Conosciuto anche come “Madonna di campagna”, è situato a nord dell’abitato in prossimità della linea ferroviaria Novara - Mortara.

Secondo gli studiosi la sua origine è riconducibile all’ultimo quarto dell’XI secolo. Già documentato una prima volta nel 1077 e successivamente nel 1181, l’oratorio si presenta ad aula unica con abside semicircolare e con copertura lignea a capanna.

Vari furono nel corso dei secoli gli interventi di restauro e le manomissioni che il piccolo oratorio subì senza però compromettere in modo irreparabile la struttura originaria.
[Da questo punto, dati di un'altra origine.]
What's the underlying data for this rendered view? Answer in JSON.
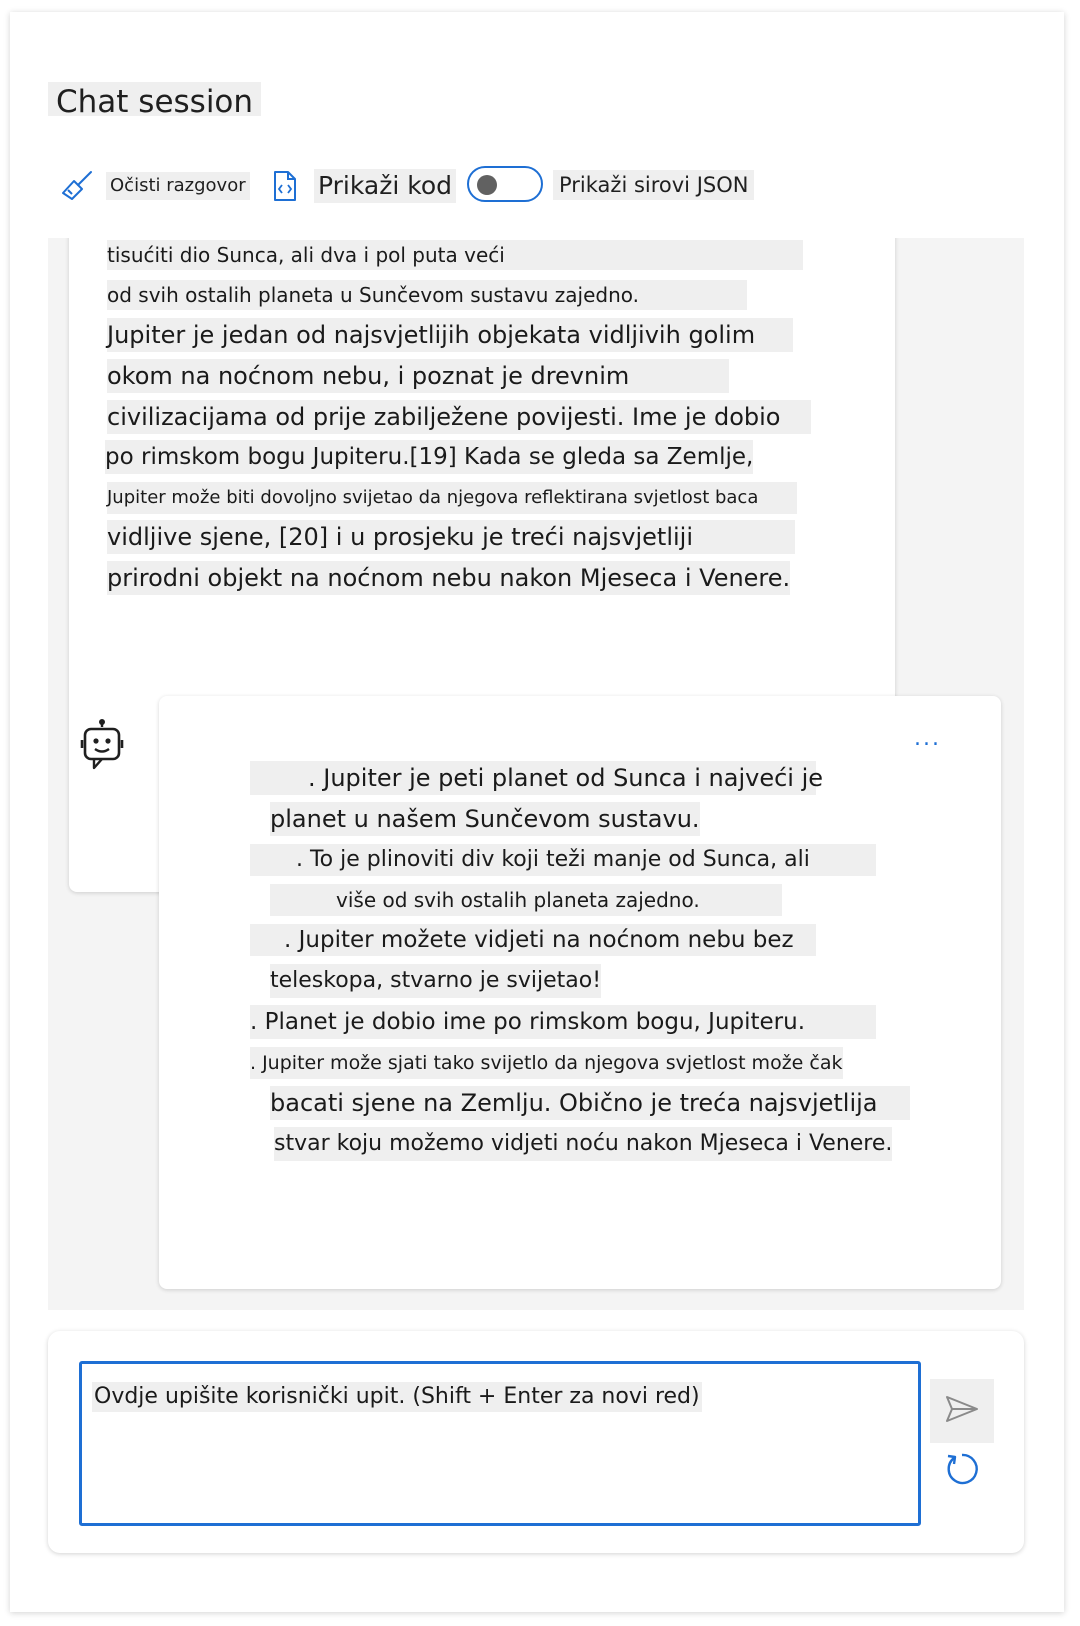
{
  "header": {
    "title": "Chat session"
  },
  "toolbar": {
    "clear_label": "Očisti razgovor",
    "code_label": "Prikaži kod",
    "json_label": "Prikaži sirovi JSON",
    "json_toggle_on": false
  },
  "user_message": {
    "lines": [
      "tisućiti dio Sunca, ali dva i pol puta veći",
      "od svih ostalih planeta u Sunčevom sustavu zajedno.",
      "Jupiter je jedan od najsvjetlijih objekata vidljivih golim",
      "okom na noćnom nebu, i poznat je drevnim",
      "civilizacijama od prije zabilježene povijesti. Ime je dobio",
      "po rimskom bogu Jupiteru.[19] Kada se gleda sa Zemlje,",
      "Jupiter može biti dovoljno svijetao da njegova reflektirana svjetlost baca",
      "vidljive sjene, [20] i u prosjeku je treći najsvjetliji",
      "prirodni objekt na noćnom nebu nakon Mjeseca i Venere."
    ]
  },
  "bot_message": {
    "more_label": "...",
    "lines": [
      ". Jupiter je peti planet od Sunca i najveći je",
      "planet u našem Sunčevom sustavu.",
      ". To je plinoviti div koji teži manje od Sunca, ali",
      "više od svih ostalih planeta zajedno.",
      ". Jupiter možete vidjeti na noćnom nebu bez",
      "teleskopa, stvarno je svijetao!",
      ". Planet je dobio ime po rimskom bogu, Jupiteru.",
      ". Jupiter može sjati tako svijetlo da njegova svjetlost može čak",
      "bacati sjene na Zemlju. Obično je treća najsvjetlija",
      "stvar koju možemo vidjeti noću nakon Mjeseca i Venere."
    ]
  },
  "input": {
    "placeholder": "Ovdje upišite korisnički upit. (Shift + Enter za novi red)"
  },
  "icons": {
    "clear": "broom-icon",
    "code": "code-file-icon",
    "bot": "bot-icon",
    "send": "send-icon",
    "refresh": "refresh-icon"
  },
  "colors": {
    "accent": "#1e6fd4",
    "chat_background": "#f4f4f4"
  }
}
La muratura è costituita per lo più da mattoni disposti in corsi orizzontali legati con malta. L’odierna facciata è un rifacimento in stile neoclassico del 1908 e successivamente modificata.

L’interno è ricco di preziosi affreschi risalenti al XV secolo, che ricoprono interamente la zona absidale e la parete a sinistra. Di grande effetto è “la Pietà” collocata nella parte centrale dell’abside e ascrivibile ai primi anni del XV secolo; coevi sono gli affreschi raffiguranti una Madonna con Bambino e una piccola Sant’Elena.
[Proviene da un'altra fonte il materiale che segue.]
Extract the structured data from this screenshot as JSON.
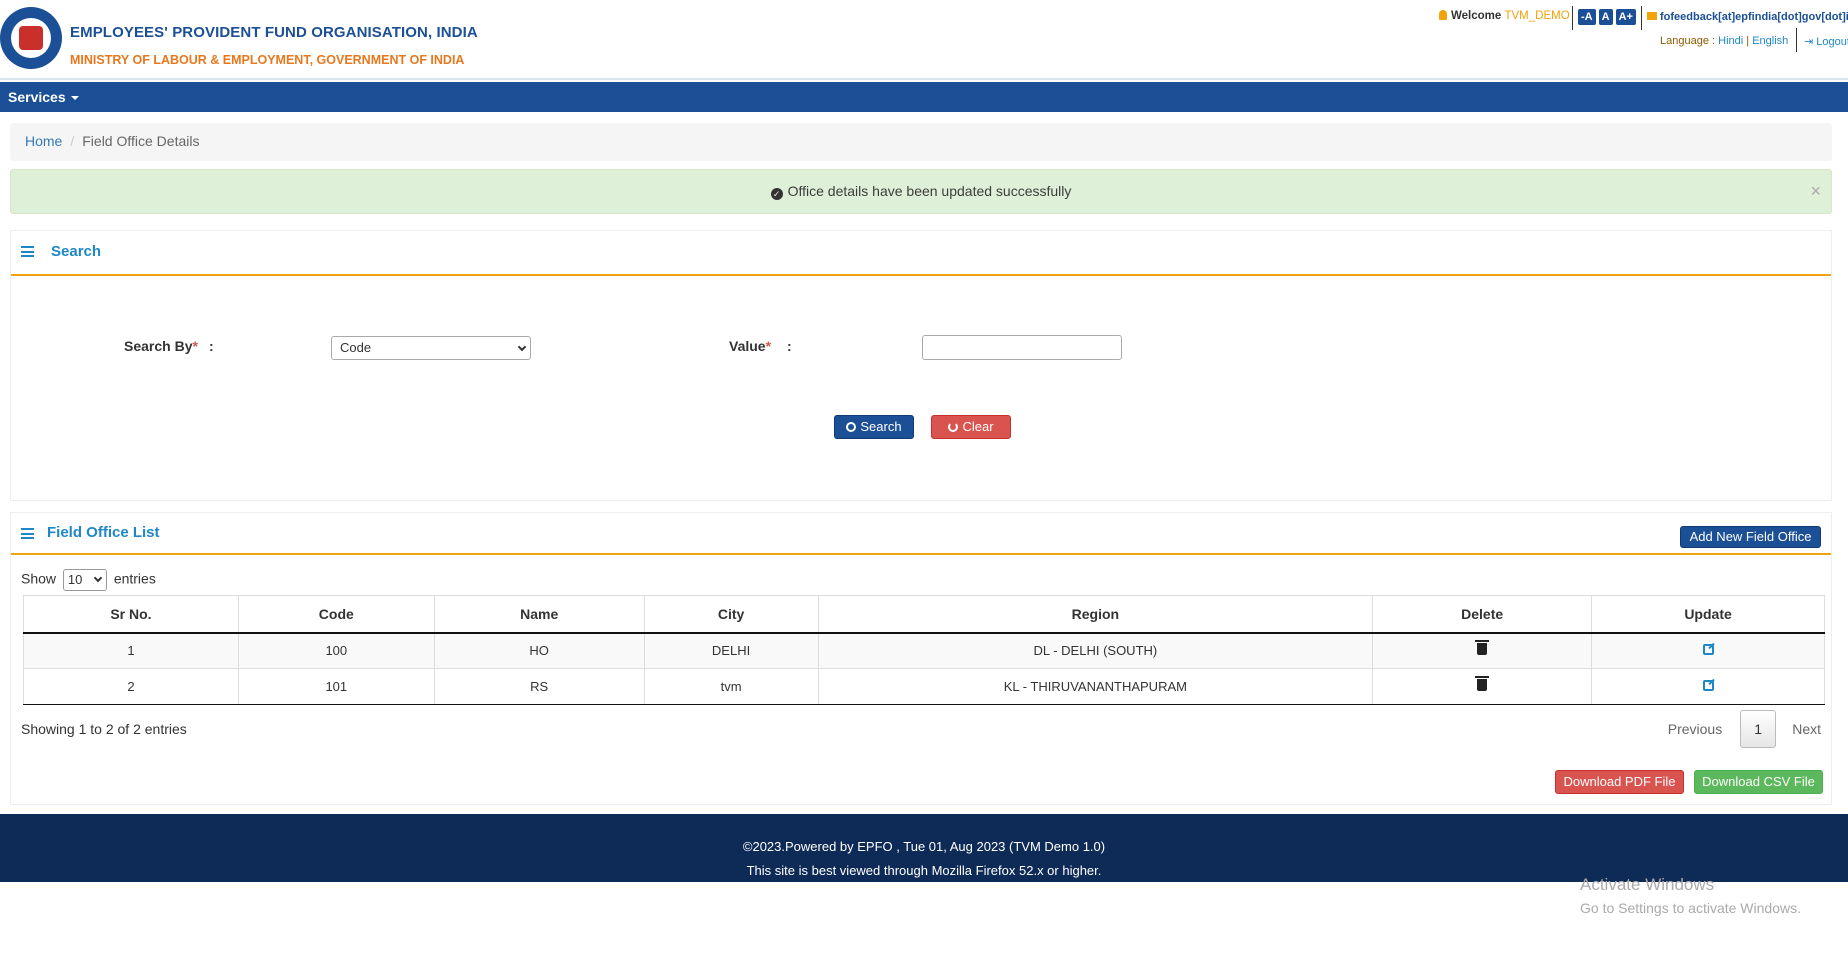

Risalente al 1481 e firmato da Tommaso Cagnola è l’affresco raffigurante San Francesco che presenta l’offerente alla Madonna in trono con Bambino e due angeli musicanti; da notare il lungo cartiglio che presenta, in caratteri gotici, il committente, il pittore e la data di esecuzione.

L’affresco raffigurante il miracolo di Sant’Eustacchio è riconosciuto dagli esperti come opera di grande valore “storico-religioso-estetico” per la capacità dell’autore di trasformare la scena religiosa in scena cavalleresca. Anche questo dipinto è attribuito al Cagnola e alla sua bottega.